Each student worked with a Family Medicine Resident Physician and an athletic trainer. This allowed medical students to see the dynamic team environment that sports medicine physicians work in. It also exposed students to family medicine and family physicians. Medical students observed and helped the athletic trainer and resident physicians work together to triage, evaluate, and treat injuries sustained during play. This program exposed and promoted the scope and diversity of family medicine. The feedback was extremely positive, with many students excited and proactive in requesting to help and to participate at more family medicine events.
FMIG: University of Iowa Carver College of Medicine
What it took to organize: 2 students, 20 hours
Number of students who attended/participated: 10
Details: One way that our members serve the community is through our long-standing Tar Wars Program. Goals for this initiative include:
1. Giving our FMIG members a chance to interact with young people, specifically 5th and 6th graders, and an opportunity to practice their skills as health educators.
2. Provide a supportive learning opportunity for children to better understand their bodies and consequences of decisions, specifically smoking, on their health.
3. Decrease future smoking rates in the community by reaching children before they start smoking.
This program serves to educate upper elementary students about the hazards of tobacco use and highlights both the negative consequences and reasons why people choose to smoke. This program focuses on the immediate, short-term negative effects of tobacco, which has been proven to be more effective with young, concrete learners than discussing long-term smoking effects. Topics of discussion include the negative effects of: bad breath, decreased endurance, and having less money available to purchase other things. Students are also taught about the dangers of newer forms of nicotine use including e-cigarettes and hookah. Students participate in activities to see how much smoking can cost as well as a “breathing through a straw” exercise to demonstrate the physical effects of long-term smoking and emphysema.

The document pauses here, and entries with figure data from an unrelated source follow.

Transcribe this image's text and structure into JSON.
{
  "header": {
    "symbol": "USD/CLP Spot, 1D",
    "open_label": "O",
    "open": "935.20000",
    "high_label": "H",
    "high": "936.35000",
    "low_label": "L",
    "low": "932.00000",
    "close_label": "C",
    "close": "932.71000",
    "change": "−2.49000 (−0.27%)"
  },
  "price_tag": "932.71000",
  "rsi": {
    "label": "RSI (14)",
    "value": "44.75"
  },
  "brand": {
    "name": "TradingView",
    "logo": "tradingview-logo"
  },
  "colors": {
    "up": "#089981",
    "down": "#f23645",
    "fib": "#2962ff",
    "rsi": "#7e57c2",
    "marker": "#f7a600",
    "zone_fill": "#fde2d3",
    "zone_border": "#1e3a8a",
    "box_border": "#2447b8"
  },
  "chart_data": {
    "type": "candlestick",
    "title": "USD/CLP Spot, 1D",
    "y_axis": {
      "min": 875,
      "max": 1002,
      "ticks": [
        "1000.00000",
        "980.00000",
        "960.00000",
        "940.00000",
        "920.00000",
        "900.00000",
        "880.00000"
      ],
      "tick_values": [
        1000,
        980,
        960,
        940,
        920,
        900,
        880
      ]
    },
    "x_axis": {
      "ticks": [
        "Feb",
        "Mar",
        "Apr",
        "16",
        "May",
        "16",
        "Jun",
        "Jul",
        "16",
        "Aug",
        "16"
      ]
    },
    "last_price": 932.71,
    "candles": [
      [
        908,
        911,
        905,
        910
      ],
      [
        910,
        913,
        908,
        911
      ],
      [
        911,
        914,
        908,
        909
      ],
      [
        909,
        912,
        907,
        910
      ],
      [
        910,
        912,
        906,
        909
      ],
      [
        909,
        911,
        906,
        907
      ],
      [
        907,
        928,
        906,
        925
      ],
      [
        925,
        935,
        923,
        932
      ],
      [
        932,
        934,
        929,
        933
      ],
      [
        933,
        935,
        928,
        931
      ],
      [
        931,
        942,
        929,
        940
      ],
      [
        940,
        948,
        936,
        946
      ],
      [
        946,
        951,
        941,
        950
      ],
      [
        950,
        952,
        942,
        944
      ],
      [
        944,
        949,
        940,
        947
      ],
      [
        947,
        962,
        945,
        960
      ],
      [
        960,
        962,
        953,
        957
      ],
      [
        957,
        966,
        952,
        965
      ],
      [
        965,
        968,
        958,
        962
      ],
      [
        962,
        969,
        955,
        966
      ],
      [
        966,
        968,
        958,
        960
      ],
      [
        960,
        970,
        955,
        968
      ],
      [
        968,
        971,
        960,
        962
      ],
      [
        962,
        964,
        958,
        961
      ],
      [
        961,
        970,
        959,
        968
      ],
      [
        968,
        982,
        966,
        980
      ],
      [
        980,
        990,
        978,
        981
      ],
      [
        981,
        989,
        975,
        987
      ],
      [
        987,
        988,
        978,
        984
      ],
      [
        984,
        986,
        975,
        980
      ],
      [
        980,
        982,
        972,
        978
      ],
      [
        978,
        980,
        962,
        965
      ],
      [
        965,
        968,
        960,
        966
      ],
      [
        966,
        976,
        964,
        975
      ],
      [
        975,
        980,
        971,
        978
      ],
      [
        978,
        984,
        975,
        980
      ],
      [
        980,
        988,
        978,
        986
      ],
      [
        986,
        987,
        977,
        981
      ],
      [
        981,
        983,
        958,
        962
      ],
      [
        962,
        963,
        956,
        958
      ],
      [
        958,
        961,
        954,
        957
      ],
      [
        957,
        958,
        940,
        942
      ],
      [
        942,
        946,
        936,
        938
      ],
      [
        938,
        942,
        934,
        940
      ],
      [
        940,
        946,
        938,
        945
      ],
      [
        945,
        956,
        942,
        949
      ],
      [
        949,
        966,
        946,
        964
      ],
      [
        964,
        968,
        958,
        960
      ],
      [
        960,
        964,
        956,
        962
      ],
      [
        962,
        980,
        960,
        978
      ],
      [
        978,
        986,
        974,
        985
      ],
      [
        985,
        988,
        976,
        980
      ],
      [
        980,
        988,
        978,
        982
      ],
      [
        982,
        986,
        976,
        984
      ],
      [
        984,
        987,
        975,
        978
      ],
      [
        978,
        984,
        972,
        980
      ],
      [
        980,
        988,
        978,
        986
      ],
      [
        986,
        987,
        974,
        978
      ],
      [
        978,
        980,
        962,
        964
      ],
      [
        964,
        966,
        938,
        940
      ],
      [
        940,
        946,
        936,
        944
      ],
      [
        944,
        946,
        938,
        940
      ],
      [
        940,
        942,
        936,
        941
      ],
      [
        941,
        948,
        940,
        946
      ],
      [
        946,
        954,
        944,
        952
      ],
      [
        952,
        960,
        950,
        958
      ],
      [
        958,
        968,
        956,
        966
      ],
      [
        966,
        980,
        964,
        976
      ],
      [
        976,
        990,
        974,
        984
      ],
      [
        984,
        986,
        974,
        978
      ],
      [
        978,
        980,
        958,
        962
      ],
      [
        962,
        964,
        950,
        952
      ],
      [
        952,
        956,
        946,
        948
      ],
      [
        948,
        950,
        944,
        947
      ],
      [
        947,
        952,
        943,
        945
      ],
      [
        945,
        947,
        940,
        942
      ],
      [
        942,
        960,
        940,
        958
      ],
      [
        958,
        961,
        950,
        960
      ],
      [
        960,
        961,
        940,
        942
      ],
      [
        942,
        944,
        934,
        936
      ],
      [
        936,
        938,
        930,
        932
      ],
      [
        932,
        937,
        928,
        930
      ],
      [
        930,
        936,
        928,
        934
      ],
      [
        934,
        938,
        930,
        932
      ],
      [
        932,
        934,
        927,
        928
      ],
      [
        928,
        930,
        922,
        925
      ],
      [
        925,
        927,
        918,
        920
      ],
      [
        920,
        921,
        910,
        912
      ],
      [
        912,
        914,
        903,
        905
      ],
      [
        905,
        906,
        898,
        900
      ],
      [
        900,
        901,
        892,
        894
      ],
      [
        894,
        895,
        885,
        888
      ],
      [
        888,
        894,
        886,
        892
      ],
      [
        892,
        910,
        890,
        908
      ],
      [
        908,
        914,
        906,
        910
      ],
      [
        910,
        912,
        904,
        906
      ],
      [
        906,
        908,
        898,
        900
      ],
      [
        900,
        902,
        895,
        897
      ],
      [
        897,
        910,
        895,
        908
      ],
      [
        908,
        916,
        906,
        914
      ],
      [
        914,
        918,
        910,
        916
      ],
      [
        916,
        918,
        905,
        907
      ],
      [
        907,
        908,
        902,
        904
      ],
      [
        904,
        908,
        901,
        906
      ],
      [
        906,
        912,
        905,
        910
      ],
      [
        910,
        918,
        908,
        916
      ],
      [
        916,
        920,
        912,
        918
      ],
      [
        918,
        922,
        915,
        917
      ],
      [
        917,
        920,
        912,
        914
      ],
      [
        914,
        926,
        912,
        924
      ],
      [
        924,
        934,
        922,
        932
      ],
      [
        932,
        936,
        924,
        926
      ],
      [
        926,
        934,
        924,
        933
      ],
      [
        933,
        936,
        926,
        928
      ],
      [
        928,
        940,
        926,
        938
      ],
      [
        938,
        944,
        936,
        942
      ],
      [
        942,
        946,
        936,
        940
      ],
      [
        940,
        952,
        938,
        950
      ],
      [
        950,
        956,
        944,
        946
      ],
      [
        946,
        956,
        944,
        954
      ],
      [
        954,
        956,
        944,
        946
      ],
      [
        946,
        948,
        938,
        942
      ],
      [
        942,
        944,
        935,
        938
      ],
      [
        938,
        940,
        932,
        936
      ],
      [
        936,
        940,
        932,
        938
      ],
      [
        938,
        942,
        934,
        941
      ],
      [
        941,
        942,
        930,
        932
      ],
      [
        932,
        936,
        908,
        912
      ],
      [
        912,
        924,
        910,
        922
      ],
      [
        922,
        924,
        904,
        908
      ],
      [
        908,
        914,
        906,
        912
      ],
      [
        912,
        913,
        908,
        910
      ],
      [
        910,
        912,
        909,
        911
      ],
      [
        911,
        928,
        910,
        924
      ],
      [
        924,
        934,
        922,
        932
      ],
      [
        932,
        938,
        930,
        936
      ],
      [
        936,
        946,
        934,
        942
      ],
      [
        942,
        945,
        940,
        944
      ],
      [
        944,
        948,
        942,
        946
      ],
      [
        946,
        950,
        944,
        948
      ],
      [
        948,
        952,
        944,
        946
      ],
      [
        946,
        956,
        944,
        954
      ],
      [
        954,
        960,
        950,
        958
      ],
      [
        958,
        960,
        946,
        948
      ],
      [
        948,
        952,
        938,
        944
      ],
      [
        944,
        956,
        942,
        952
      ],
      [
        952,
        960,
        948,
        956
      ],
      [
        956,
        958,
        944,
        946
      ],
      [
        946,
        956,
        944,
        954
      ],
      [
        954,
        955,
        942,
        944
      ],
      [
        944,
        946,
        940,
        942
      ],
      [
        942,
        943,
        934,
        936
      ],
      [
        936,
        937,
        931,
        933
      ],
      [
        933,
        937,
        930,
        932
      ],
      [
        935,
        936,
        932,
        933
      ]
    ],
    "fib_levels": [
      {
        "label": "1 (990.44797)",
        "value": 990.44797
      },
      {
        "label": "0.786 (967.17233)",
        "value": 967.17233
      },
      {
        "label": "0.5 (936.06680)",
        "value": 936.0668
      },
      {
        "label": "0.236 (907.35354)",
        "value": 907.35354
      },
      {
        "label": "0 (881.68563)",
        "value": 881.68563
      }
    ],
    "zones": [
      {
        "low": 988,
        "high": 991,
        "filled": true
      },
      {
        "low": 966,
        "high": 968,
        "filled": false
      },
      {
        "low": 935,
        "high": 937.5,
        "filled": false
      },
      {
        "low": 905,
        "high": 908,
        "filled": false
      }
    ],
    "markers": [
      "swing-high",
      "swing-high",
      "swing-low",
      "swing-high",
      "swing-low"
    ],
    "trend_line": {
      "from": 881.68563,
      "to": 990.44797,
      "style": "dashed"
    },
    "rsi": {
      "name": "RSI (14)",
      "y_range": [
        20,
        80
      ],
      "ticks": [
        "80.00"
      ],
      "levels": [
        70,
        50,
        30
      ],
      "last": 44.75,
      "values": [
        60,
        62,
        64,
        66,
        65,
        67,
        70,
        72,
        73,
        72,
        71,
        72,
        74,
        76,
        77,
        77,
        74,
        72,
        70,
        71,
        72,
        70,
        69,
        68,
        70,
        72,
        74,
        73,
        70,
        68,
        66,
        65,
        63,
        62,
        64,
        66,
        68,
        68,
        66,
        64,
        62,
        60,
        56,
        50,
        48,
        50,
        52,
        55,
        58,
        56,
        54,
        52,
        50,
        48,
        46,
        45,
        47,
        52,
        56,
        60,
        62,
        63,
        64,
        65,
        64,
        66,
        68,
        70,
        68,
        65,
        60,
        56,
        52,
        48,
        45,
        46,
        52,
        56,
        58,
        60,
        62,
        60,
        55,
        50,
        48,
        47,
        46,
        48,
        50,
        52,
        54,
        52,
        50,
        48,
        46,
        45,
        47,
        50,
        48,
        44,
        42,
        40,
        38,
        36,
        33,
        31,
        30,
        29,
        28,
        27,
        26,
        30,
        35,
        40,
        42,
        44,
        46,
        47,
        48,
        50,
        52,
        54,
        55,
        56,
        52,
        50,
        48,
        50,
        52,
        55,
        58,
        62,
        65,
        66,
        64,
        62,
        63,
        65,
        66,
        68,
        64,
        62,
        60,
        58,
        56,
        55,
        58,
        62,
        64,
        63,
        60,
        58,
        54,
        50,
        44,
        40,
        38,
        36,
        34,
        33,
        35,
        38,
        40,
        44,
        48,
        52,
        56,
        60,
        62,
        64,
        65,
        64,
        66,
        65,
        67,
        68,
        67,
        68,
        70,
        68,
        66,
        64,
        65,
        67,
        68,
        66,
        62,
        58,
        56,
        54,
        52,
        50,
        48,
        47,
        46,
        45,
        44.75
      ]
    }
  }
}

FMIG Leader Roles and Program Execution
Each year our Community Outreach Chairs work with local elementary school teachers to present the AAFP-endorsed anti-tobacco program to 5th graders during the months of October-April. This year we had about 15 volunteers serve 12 schools in the greater Iowa City/Coralville area. Our chapter is heavily committed to the Tar Wars program, and it is highly valued by our FMIG members as shown by the continued dedication of many of our presenters throughout their entire medical education.
A consistent issue through the years is finding time to provide training for all the presenters and recruiting enough presenters to go to all of the schools. This year more training session opportunities were offered as well as additional one on one or small group training sessions to meet the needs of our members and to make it easier for more people to participate.